Speaker: Harald Bugmann
bugmann<at>env.ethz.ch
Mountain Forest Ecology, Department of Environmental Sciences, ETH-Zentrum HG G 21.3 Rämistr. 101, CH-8092 Zürich, Switzerland
Title of the talk: Mountain
ecosystem goods and services (pdf: 4MB)
Summary of the talk by Britta Tietjen and Nikolaos Fyllas: Students´
summary (pdf)
Abstract
Mountain ecosystem goods and services
(1) Mountain regions and their ecosystems fulfil a multitude of functions, from freshwater provision and carbon storage to aesthetic beauty. In the first part of the presentation, an overview of the global significance of mountain regions will be given, and possible consequences of global changes on mountain ecosystems will be outlined in a qualitative manner.
(2) The fate of the vegetation cover of mountain regions under a changing climate, changing land use and changing atmopsheric composition is important for the capability of ecosystems in mountain regions to provide many of the goods and services that humanity depends on. In mountain ecosystems, several factors are of crucial importance that may be nearly negligible elsewhere, such as slope stabilization by root systems. These factors are often interlinked, making the integrity of mountain systems dependent on the integrity of their weakest element. Projecting the impacts of climate change on mountain ecosystems requires us to use mathematical models, and to consider a range of ecological and hydrological processes simultaneously, but the latter has not often been done in the past. For example, population ecologists examined the impacts on forest structure and composition; biogeochemists investigated possible changes in carbon, water and nitrogen exchange between forests and the atmosphere; landscape ecologists looked at the impacts of a changing disturbance regime on vegetation patterns at large scales; and hydrologists examined changes in streamflow and related variables. Studies such as these will be reviewed in the second part of the presentation; they are certainly welcome and timely because they highlight the potential for climate-induced changes in ecosystem goods and services in mountains. Most of these studies were conducted as purely scientific endeavors, with little involvment of possible “end users” (stakeholders), and only few studies exist that tried to address the intertwined nature of processes in mountain regions.

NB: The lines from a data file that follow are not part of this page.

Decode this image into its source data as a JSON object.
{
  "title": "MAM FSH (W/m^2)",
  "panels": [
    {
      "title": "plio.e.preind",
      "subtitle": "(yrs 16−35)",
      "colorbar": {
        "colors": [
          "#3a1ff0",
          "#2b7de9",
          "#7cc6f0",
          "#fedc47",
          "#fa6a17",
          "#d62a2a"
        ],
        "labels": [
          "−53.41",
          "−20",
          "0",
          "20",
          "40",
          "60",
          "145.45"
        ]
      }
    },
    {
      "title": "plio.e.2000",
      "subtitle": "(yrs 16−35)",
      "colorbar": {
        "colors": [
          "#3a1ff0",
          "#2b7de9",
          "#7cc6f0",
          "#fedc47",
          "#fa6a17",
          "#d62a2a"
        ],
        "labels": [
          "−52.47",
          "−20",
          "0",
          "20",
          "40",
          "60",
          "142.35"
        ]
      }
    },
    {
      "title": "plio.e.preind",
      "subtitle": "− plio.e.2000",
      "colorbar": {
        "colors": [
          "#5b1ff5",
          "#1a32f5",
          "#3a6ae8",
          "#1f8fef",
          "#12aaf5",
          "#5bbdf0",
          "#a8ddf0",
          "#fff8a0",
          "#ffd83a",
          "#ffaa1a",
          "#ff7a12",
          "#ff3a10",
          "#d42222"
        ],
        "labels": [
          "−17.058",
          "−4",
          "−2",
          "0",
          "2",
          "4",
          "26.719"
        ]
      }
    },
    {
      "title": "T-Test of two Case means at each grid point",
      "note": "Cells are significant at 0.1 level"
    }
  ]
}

(3) The approach of the ATEAM mountain project will be introduced next. It focuses on four ecosystem services, i.e. carbon storage (with a focus on forests), freshwater generation (as a landscape process), slope stability, and tourism.
(4) The mountain stakeholder dialogue (approach, history, and results obtained so far) will be introduced, because it must be made clear that the activities that are discussed later on were framed to a certain extent by the stakeholder dialogue.
(5) To address the linkages between ecological processes (such as biogeochemical cycling), an existing model (RHESSys) was adapted for the conditions of Europe. The model structure will be introduced briefly, and results from the model evaluation studies will be presented. This model can be used to assess changes in carbon storage and freshwater provision at the catchment scale. Our approach to address tourism and slope stability will also be presented, but more briefly (particularly for slope stability, where we still have little to report).
(6) Sample sensitivity studies with the RHESSys model will be presented (simulations for the “real” ATEAM scenarios will take place only later this year), and I will discuss the question of the adaptive capacity of the various stakeholders with respect to such changes.
(7) Finally, the issue of how to derive vulnerability from these results (sensitivity
studies and estimates of adaptive capacity by sector) will be discussed.